Man in a yellow shirt looking stressed while using a laptop in a bright, modern room.

Recruitment for our intelligence services is famously selective, but a recently revealed - and some might say arbitrary - exclusion could rule out up to 1 in 5 UK adults from fulfilling the role of spy before they've even hit submit on their application. Tattoos (something 1 in 5 adults have), or at least tattoos visible in regular clothing (so those on the hands, face and neck), are an immediate bar for the role of mobile surveillance officer, according to a new job specification released by MI5 earlier this year (2015). In fact, the top skill listed in the advert was the ability to blend in, positioned above observation, driving, map reading and a number of other disappointingly mundane specifications, suggesting the spy department really is keen on their officers keeping a low profile.

The reason for the restriction on tattoos, the specification states, is that they would make a mobile surveillance officer easy to identify. For the same reason, men over 6 foot 1 and women over 5 foot 8 are also counted as ineligible for the role. This isn't the first time an MI5 job application has garnered a little more press than intended. In 2009, the department ruffled a few feathers when it placed an advert in the Times Educational Supplement in order to lure teachers away from their noble profession.

The advert read; "You may not realise it," the advert counsels, "but life has given you the skills you need to be an MI5 operational intelligence officer. "Your experience of dealing with people means you can build trust and relationships with all sorts of individuals, which makes you the ideal candidate for developing a career securing the information we need to protect national security."

Over the pond, our friends in the CIA also take a rather open approach to their recruitment process. Since the dawn of social media, the Central Intelligence Agency has found it impossible to prevent failed applicants from revealing details from the recruitment process online, so they've elected to make the process as public as safety permits. One surprising revelation to come out of this is how they handle counter-espionage suspicions in applicants. The CIA's head of recruitment, Ron Partick, told Forbes Magazine;

This will quite blow people's myths about the CIA, but one of the ways we ask: Are you connected with a foreign government? Do you have relatives working for a foreign government, or do you have any connections or allegiances that may be a conflict if you were working for the CIA?

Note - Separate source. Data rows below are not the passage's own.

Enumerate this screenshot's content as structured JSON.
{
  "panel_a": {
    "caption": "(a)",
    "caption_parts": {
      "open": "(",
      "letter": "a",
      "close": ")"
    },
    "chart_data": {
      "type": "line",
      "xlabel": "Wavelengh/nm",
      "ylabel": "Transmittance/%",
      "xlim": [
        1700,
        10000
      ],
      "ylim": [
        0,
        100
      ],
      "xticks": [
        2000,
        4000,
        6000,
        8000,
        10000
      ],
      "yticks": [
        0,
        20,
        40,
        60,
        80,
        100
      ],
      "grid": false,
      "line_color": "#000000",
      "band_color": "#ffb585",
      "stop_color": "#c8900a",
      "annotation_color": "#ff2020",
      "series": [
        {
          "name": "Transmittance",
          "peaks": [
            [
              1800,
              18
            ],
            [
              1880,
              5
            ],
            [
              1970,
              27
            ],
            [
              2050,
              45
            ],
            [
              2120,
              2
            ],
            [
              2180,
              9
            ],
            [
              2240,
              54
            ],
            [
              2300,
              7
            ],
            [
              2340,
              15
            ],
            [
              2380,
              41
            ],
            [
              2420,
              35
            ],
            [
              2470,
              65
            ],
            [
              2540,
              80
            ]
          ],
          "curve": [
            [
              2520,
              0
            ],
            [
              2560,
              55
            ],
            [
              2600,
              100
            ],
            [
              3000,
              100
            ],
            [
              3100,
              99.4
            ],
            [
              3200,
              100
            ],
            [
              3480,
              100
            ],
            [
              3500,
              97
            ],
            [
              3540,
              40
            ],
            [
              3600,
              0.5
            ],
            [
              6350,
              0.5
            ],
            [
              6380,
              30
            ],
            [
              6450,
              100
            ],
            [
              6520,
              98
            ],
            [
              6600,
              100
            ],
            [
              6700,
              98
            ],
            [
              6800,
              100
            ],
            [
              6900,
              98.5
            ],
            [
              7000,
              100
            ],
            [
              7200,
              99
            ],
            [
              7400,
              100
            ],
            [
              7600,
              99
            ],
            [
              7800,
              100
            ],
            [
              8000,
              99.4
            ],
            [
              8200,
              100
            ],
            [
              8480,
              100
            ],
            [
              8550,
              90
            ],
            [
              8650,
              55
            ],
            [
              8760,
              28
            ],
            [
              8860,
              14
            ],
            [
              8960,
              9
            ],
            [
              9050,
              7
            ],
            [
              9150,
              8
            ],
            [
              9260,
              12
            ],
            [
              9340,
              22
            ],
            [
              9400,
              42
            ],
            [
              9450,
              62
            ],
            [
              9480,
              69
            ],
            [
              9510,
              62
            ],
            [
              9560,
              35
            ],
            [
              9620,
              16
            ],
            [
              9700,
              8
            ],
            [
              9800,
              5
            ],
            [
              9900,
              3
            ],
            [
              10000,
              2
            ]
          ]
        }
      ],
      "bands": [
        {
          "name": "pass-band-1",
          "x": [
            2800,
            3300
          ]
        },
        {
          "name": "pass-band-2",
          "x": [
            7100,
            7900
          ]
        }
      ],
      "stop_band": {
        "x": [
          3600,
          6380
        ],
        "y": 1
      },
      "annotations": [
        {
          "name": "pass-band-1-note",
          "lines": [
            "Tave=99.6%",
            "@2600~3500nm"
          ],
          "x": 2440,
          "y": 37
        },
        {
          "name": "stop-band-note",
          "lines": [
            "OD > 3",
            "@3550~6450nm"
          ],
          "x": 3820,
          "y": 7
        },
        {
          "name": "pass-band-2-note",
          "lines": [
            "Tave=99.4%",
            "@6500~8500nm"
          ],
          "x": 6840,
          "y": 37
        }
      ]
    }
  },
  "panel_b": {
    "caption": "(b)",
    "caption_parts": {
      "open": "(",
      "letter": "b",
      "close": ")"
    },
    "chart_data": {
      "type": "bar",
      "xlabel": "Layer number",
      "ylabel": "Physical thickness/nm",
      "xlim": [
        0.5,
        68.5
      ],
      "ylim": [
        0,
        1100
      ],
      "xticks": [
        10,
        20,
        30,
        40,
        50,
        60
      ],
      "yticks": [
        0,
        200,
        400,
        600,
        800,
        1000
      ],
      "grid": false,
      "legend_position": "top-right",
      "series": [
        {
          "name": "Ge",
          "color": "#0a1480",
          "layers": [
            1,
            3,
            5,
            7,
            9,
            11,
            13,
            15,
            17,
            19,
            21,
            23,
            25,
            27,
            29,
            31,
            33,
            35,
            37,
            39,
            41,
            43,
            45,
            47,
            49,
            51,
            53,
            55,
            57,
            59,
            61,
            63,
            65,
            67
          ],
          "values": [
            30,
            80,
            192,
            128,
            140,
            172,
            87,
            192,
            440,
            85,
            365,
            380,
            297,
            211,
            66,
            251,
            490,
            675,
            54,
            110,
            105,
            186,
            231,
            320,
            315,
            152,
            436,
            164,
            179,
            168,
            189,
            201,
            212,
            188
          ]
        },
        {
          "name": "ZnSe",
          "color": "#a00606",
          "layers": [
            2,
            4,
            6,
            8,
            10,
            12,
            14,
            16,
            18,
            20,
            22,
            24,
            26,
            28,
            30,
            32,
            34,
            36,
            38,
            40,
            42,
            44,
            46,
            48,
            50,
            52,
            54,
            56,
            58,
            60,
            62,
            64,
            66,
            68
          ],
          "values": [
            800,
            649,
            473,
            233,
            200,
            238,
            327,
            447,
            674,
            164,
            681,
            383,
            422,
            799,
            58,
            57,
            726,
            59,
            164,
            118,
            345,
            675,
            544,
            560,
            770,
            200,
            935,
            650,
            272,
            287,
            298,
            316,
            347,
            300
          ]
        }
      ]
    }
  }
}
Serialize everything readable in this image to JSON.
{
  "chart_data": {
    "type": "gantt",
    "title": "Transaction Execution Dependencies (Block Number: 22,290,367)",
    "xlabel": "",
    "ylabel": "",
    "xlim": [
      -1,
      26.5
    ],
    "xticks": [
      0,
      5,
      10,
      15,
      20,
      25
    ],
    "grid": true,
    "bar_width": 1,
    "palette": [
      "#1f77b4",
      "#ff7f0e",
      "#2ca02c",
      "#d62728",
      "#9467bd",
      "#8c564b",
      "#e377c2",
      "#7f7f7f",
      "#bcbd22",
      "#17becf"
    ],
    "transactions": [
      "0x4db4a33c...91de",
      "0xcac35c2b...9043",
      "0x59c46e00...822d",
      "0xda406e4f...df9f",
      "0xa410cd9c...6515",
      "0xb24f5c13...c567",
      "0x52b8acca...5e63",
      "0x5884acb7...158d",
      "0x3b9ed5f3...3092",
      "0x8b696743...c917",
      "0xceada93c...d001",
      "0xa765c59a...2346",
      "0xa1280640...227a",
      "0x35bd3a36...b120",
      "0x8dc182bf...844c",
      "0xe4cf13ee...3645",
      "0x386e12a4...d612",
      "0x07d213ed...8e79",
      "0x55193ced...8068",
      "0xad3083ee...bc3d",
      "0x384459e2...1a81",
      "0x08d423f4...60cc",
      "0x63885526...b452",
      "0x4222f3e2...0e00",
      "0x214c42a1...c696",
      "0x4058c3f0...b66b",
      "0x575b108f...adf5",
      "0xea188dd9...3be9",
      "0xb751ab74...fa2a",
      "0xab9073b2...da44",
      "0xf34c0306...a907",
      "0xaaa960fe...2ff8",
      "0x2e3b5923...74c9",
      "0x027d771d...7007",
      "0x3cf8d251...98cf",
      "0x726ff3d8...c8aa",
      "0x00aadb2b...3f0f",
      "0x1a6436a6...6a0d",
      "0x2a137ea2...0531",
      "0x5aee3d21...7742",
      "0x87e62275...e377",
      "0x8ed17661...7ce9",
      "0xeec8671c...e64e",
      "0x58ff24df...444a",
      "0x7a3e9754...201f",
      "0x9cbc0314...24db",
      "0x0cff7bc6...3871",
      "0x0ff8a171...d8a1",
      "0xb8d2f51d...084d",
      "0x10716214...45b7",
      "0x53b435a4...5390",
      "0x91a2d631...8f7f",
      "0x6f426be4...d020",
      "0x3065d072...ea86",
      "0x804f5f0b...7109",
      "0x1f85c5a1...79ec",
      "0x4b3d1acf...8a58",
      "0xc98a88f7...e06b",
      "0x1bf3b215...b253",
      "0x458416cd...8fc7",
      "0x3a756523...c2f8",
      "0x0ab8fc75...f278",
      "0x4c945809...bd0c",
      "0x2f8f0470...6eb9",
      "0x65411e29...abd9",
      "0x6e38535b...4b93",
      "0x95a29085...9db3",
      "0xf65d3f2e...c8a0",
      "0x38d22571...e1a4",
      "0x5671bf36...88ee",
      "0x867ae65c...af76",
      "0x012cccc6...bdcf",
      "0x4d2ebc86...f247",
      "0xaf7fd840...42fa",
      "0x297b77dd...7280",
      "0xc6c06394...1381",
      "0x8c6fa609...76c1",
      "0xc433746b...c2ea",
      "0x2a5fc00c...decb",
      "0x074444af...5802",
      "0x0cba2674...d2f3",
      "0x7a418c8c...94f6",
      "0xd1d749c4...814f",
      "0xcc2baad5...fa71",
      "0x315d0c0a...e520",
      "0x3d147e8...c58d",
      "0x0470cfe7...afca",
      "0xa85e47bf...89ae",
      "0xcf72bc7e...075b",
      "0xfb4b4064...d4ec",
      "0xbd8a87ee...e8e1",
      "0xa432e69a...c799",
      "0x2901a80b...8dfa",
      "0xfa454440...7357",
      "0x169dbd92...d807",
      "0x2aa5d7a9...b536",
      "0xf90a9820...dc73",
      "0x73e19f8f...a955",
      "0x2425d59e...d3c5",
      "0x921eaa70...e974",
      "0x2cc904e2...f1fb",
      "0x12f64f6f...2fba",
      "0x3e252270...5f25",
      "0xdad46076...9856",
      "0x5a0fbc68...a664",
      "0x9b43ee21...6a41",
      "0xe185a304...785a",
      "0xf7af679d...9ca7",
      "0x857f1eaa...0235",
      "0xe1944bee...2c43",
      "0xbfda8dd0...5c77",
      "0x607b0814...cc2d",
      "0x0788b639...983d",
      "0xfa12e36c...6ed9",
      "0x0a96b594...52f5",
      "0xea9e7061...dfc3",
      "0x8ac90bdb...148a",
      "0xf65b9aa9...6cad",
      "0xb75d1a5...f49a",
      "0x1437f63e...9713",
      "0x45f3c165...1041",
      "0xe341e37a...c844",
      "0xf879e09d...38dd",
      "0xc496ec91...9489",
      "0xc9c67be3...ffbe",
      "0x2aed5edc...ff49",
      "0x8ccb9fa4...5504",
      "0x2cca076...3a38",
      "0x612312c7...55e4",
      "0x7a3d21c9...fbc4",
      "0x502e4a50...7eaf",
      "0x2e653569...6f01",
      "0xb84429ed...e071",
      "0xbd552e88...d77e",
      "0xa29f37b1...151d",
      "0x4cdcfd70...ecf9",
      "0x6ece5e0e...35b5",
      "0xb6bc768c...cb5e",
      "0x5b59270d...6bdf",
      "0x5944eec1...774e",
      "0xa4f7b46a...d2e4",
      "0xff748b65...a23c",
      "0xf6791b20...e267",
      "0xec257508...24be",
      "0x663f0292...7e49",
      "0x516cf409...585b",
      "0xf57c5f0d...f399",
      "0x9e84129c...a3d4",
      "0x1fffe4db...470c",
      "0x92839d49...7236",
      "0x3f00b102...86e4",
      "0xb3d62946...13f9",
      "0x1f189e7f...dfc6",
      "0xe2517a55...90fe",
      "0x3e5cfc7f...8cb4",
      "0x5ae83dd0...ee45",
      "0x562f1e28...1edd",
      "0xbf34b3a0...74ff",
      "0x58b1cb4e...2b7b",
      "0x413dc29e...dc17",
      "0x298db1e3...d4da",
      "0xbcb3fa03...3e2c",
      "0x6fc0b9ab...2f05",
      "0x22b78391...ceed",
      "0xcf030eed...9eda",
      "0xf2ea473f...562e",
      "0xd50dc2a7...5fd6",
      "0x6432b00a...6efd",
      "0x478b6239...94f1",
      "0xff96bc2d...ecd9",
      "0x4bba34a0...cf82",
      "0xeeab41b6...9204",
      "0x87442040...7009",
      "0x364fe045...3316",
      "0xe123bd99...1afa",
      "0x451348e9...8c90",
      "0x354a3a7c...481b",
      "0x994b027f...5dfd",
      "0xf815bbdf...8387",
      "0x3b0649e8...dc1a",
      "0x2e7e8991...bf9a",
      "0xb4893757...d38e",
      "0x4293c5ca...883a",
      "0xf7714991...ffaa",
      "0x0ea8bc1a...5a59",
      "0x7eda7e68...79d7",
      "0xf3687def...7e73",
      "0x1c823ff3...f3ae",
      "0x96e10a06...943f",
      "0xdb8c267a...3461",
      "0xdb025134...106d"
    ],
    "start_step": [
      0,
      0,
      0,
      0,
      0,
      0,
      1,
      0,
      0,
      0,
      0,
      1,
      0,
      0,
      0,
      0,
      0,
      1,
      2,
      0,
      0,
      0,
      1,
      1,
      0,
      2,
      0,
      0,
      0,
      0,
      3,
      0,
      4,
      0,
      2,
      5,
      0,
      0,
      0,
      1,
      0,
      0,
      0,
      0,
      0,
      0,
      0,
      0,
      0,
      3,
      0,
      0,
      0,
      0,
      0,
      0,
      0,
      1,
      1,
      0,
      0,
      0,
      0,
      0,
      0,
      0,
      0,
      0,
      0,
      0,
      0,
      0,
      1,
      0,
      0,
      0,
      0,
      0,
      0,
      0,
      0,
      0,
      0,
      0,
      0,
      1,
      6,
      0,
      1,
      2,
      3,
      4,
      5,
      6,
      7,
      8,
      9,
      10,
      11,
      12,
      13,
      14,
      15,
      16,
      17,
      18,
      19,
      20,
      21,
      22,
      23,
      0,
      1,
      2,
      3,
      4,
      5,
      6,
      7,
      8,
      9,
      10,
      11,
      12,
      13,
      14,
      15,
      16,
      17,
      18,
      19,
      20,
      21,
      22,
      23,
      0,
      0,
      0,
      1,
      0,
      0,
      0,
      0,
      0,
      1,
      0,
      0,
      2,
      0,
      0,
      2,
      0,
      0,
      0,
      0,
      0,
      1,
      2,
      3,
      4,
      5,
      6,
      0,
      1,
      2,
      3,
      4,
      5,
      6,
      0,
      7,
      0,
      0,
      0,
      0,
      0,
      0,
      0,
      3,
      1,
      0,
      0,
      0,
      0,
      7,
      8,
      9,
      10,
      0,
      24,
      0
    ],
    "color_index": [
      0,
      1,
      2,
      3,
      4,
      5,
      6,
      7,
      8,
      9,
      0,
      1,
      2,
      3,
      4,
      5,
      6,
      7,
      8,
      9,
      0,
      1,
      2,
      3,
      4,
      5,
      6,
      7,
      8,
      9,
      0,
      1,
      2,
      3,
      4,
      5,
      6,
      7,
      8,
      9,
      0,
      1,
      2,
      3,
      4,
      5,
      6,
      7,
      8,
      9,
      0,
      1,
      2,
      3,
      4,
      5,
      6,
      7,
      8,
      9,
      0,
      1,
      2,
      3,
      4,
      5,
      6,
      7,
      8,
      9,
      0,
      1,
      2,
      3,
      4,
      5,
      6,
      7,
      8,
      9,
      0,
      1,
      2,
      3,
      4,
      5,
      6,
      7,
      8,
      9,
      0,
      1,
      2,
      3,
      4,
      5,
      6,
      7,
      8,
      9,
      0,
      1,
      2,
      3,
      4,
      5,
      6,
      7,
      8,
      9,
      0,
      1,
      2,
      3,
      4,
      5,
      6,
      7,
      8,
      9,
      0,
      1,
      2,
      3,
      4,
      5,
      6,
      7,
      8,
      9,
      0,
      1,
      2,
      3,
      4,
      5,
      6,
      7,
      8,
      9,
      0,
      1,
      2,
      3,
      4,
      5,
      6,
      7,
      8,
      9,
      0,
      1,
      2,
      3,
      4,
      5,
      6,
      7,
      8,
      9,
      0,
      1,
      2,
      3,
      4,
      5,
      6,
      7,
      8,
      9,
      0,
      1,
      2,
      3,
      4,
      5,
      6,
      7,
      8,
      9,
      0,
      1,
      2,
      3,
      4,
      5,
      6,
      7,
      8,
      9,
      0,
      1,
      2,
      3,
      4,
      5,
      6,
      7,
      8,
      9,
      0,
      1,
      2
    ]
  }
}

So there you have it, no tattoos in the UK, and if you want to spy on America for another country, don't answer yes when the CIA asks you about it. 5 weird facts about our intelligence agencies:

    Despite the obvious dangers of spy work, MI5 claims to work within the law and health and safety law. They were recruiting for a new head of health and safety in 2013, at a salary of £60,000 per year. The only catch was that they wouldn't tell applicants anything else about the role.
  • Much of MI5 operatives' equipment is classified and, no doubt, high-tech. This is why it surprised many when, in 2006, Russia accused British spies of concealing a covert listening device inside a fake rock and placing it on a Moscow street. Even more surprising was that this allegation turned out to be true.
  • MI5 has a secret Northern Operations Centre, but it doesn't say where it is. However, speculation about an MI5 facility just over the road from the BBC's new home at Media City, Salford, is quite intense.
  • The paradoxical approach to intelligence referred to as known unknowns is true and is being increased. The MI5 director general Jonathan Evans said in 2009 that one of his priorities is "to try and know more about the people we already know about, rather than to find the people we don't know anything about. It would be nice to know about the unknown unknowns, but it is probably a less rich seam than knowing more about the people we know are a threat to us.
  • One of the biggest recent threats to intelligence data held by British services wasn't hacking or deliberate leakage but the dodgy British weather. The floods of 2007 near Cheltenham caused a water shortage at GCHQ, meaning vital computer cooling equipment couldn't function correctly, causing a bit of a panic, although no data was lost.